The next month he was actually placed near his enemy and was
attacked with a sharpened screwdriver. The plaintiff again
notified the defendants in May of 1997 that he was placed
near listed enemies, and the following month he was attacked
by the same enemy with a butcher knife. The plaintiff's
allegations were supported with documentary evidence and his
complaint was filed shortly after the last attack. Under
these circumstances, the court concluded that Ashley met the
imminent danger exception.
plaintiff herein has not made a similar showing. Furthermore,
the plaintiff's allegations of future harm do not suffice
to show imminent danger of serious physical injury. See
Davis v. Stephens, No. 14-10808, 2015 WL 110445 (5th
Cir. Jan. 8, 2015). Moreover, the possibility of serious
injury at some indefinite point in the future does not
constitute the type of emergency envisioned in the exception
for imminent danger. See Heimerman v. Litscher, 337
F.3d 781, 782 (7th Cir. 2003) (holding that “the
exception refers to a ‘genuine emergency' where
‘time is pressing.'”)
limited exception provided in subsection (g) for imminent
danger of serious physical injury operates as a safety valve
to ensure that, despite the filing of frivolous lawsuits in
the past, an abusive inmate facing future imminent serious
physical injury by prison officials will still be able to
pursue a judicial remedy to prevent such injury. Here, the
plaintiff fails to show that his circumstances warrant an
exception to be made. Notably, the instant ruling does not
prohibit the plaintiff from pursuing his claims in federal
court; it only denies him the privilege of proceeding without
the payment of filing fees. Accordingly, because the
plaintiff is barred from proceeding in forma
pauperis in this case, he is required to pay the full
amount of the Court's filing fee. Accordingly, IT
IS ORDERED that the plaintiff is granted twenty-one
(21) days from the date of this Order within which to pay
$400.00, the full amount of the Court's filing fee. The
filing fee must be paid in full in a single payment. No.
partial payments will be accepted. Failure to pay the
Court's filing fee within 21 days shall result in the
dismissal of the plaintiff's action without further
notice from the Court.
 Cases or appeals filed by the
plaintiff which have been dismissed by the federal courts as
frivolous or for failure to state a claim include, but are
not limited to, Derrick Scott v. James M. LeBlanc, et
al., Civil Action No. 12-0239-BAJ-SCR (M.D., La.),
Derrick Scott v. Burl Cain, Civil Action No.
12-0412-JJB-DLD (M.D., La.), and Derrick Scott v. Officer
Haney, et al., Civil Action No. 12-0439-JJB-DLD (M.D.,
La.). The first two referenced cases were dismissed because
the plaintiff's Complaints made clear that he had failed
to exhaust administrative remedies as mandated by 42 U.S.C.

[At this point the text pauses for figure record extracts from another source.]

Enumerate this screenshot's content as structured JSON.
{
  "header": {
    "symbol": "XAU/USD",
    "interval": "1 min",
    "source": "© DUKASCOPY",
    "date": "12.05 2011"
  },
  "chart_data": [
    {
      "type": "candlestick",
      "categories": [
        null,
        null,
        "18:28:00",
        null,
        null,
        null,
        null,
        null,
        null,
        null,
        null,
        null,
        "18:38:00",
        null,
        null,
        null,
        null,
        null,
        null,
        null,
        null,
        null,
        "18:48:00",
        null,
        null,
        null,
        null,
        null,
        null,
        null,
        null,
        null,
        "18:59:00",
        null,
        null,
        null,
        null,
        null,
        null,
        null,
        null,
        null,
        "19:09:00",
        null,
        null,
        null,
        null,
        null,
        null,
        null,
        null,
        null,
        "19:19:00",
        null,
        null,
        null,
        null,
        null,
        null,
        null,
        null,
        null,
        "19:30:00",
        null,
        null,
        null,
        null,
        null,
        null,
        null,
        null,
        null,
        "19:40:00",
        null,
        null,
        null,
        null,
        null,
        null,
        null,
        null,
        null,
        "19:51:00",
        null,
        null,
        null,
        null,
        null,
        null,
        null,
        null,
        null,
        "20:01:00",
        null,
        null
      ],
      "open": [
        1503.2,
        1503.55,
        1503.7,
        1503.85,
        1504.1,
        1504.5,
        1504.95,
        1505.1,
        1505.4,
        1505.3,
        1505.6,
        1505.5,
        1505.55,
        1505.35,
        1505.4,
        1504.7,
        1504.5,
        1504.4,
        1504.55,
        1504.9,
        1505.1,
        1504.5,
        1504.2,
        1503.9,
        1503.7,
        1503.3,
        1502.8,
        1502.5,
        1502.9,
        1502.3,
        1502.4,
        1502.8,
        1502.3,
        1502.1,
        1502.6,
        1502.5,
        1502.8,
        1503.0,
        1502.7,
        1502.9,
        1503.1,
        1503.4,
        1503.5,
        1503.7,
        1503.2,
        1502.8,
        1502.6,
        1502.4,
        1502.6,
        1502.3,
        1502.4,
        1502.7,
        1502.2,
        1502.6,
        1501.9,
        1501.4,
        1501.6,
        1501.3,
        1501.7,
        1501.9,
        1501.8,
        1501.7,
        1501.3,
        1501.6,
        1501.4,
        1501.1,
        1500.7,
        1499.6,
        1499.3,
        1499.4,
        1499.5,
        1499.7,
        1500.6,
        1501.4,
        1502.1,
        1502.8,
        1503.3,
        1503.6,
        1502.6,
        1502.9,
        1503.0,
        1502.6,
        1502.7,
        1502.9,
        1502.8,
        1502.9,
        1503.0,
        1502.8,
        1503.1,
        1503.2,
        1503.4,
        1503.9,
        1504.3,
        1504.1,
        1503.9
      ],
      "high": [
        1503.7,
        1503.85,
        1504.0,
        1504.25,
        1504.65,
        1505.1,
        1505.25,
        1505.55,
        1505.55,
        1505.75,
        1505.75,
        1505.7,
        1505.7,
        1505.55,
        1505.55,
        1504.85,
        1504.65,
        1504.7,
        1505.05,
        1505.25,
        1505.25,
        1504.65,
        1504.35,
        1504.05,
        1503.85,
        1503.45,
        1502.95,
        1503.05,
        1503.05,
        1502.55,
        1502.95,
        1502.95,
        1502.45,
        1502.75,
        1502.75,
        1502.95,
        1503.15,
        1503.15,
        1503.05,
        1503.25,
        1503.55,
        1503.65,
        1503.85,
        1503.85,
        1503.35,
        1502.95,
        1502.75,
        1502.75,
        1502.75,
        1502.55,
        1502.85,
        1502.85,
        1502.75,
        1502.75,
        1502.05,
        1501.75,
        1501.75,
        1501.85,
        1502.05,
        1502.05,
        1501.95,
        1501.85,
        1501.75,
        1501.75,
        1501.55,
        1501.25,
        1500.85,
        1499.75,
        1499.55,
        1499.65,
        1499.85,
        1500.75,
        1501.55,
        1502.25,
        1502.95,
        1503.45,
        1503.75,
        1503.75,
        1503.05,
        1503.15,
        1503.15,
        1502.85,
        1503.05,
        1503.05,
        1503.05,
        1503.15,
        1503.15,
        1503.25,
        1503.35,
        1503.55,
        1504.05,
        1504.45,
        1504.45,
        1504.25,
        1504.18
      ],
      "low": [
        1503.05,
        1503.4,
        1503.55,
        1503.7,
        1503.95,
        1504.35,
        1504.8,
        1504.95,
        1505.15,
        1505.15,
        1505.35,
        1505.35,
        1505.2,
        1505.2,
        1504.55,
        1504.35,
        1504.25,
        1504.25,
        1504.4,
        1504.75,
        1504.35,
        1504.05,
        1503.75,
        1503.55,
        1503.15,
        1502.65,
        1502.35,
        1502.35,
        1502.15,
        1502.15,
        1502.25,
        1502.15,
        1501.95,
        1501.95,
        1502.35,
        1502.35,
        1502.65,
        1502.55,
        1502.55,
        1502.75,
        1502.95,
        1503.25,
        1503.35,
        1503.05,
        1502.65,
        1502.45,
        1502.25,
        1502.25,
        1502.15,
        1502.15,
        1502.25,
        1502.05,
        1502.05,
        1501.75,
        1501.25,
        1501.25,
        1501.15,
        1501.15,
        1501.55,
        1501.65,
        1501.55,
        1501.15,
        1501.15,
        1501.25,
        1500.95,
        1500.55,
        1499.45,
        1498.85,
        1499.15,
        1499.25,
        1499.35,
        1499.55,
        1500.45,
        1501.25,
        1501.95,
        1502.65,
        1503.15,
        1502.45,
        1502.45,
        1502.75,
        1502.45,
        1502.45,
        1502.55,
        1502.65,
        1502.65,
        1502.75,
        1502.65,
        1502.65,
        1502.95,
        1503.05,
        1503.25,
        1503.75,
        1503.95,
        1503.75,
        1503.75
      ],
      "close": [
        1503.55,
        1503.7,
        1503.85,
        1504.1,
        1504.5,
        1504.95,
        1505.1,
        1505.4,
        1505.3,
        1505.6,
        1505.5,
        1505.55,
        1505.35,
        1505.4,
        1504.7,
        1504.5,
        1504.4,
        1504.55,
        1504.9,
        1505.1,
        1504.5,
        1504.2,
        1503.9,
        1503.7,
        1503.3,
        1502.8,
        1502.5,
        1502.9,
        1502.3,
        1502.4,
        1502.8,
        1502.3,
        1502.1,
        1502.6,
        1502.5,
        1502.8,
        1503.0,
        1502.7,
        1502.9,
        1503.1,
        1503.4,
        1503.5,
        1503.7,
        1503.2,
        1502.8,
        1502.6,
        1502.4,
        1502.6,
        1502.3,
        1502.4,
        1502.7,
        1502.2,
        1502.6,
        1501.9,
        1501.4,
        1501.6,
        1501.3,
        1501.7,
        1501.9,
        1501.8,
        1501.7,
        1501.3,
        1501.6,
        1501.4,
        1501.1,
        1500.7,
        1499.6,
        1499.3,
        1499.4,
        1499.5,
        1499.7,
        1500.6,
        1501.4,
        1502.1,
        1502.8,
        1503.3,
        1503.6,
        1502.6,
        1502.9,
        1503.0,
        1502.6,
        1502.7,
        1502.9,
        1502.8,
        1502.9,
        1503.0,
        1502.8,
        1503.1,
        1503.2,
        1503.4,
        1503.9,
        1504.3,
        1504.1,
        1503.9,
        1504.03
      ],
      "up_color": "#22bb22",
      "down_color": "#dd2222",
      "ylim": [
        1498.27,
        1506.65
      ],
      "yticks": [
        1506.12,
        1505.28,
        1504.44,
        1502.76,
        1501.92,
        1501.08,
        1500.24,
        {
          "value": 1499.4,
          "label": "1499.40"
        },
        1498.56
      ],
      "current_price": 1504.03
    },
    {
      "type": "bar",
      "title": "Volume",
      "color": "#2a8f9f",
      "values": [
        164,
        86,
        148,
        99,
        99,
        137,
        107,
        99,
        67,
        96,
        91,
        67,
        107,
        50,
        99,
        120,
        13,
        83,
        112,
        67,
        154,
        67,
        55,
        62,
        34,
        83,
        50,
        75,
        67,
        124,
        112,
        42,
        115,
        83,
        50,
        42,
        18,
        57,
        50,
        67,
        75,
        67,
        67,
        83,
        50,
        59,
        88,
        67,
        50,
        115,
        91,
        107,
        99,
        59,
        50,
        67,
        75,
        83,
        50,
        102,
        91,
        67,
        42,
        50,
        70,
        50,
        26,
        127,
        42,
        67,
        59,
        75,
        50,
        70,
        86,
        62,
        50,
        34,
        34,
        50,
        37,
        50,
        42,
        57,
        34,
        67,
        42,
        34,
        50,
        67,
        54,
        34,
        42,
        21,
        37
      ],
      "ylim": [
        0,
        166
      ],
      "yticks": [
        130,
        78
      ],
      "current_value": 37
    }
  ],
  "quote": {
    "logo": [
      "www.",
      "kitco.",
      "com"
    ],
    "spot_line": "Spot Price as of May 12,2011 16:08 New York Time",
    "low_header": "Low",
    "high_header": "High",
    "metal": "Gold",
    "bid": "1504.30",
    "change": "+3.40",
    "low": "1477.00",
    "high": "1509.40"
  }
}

§ 1997e, and the United States Court of Appeals for the
Fifth Circuit has concluded that the dismissal of an action
for failure to state a claim is appropriate when it is clear
from the face of a plaintiff's Complaint that he has not
exhausted administrative remedies. See Carbe v.
Lappin, 492 F.3d 325, 328 (5th Cir. 2007). In addition,
such dismissals may be treated as “strikes”
within the context of 28 U.S.C. § 1915(g). See
Emmett v. Ebner, 423 Fed.Appx. 492 (5th Cir. 2011);
Martinez v. Bus Driver, 344 Fed.Appx. 46 (5th Cir.
2009); Johnson v. Kukua, 342 Fed.Appx. 933 (5th Cir.